Grab Your Knapsack! Let’s Construct an NBA Roster

Use Cases & Projects, Dataiku Product Neil Menghani

In this series, we explore constructing a fantasy sports roster as an example use case of an organization having to optimally allocate resources. In the first part, we introduced the topic of optimization in enterprise contexts and began building an end-to-end solution with data exploration and predictive analytics. We are now ready to explore how to solve an optimization problem called the Knapsack Problem to construct a strong roster using our predictions.

As we covered in the first part, a common type of problem that comes up in enterprise data-driven projects is determining how to optimally allocate resources. These problems come up in a variety of industries, including logistics, manufacturing, retail, human resources, and — as we explore in this series — sports. Specifically, the use case we examine is how to build a fantasy basketball roster given a set of players with various salaries and abilities to produce in-game.

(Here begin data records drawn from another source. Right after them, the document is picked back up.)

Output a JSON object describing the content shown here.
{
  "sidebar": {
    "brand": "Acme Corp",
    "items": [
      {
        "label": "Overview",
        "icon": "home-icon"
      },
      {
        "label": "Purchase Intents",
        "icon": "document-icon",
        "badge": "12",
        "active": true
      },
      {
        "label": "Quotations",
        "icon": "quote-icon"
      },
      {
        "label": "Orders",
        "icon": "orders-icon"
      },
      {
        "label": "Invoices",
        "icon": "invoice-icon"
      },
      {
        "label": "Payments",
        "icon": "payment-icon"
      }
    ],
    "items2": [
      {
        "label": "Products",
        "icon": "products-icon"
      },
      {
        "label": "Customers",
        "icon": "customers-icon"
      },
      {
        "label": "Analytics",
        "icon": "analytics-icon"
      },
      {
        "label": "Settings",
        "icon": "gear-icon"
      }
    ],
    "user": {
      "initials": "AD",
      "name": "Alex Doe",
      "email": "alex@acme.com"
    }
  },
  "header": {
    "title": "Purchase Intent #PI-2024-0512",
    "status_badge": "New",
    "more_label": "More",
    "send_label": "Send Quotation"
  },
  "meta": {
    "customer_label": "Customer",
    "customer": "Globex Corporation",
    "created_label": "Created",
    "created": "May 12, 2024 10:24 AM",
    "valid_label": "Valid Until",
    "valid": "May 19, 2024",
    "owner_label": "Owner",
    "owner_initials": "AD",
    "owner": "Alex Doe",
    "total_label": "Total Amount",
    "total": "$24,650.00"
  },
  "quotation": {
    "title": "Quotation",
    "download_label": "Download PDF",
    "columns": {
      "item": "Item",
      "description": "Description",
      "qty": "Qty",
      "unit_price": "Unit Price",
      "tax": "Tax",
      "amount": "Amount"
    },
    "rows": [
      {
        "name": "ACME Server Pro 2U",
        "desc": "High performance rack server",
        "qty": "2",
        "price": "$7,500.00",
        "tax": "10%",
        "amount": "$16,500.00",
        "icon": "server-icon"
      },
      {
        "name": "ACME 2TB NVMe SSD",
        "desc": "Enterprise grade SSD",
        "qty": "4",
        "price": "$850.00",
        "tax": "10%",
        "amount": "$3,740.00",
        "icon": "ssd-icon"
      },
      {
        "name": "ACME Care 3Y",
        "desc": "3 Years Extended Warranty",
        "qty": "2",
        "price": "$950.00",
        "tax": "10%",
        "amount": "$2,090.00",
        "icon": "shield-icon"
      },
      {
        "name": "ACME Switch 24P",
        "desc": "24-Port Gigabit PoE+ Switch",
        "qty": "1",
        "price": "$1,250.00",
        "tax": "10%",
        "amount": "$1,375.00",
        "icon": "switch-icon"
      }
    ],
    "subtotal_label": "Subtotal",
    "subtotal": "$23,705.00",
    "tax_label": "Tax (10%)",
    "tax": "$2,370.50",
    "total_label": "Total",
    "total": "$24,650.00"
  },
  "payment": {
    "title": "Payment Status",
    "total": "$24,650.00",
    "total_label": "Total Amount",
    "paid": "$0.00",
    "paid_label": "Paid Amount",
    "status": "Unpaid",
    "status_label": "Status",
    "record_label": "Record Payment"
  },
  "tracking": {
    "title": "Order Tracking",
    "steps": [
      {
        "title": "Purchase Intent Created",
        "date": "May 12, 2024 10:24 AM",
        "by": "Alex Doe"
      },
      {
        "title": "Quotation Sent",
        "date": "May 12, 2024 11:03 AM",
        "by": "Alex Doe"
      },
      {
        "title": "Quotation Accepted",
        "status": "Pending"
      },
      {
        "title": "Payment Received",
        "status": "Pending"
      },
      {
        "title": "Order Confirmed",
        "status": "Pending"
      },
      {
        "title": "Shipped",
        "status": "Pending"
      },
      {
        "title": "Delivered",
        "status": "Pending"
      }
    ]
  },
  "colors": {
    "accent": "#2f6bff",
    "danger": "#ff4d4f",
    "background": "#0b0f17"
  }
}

The goal of optimization is to maximize or minimize some objective function, and often these problems involve some constraints that must be adhered to. For our use case, the objective function we are looking to maximize is the number of fantasy points that our constructed team will score. Using the DraftKings daily fantasy ruleset, various point values are awarded or penalized based on a player’s in-game action, such as scoring points, rebounds, assists, turnovers, etc. 

The constraints for our problem include a limit on salary, positions, and availability of certain players. Specifically, we must stay under a salary cap of $50,000, and the roster of players must consist of eight players who are playing on a given day: point guard (PG), shooting guard (SG), small forward (SF), power forward (PF), center (C), guard (PG or SG), forward (SF or PF), and utility player (Any Position).

The focus of the previous article was on building a data pipeline to predict performance of the players in question. Making these predictions is essential prior to optimizing a roster because we need some metric representing how many points our team will score in order to maximize our objective function. Since we do not know these values prior to the games, the predicted number of points generated by our model can be used as a proxy for player production.

salary vs predicted points in Dataiku

The above graph plots the number of points each player is predicted to score and their salary for the slate of games on May 16, 2021 (the last day of the 2020-21 NBA regular season). Plotting points versus salary gives us a sense of which players are likely to outperform or underperform their price. 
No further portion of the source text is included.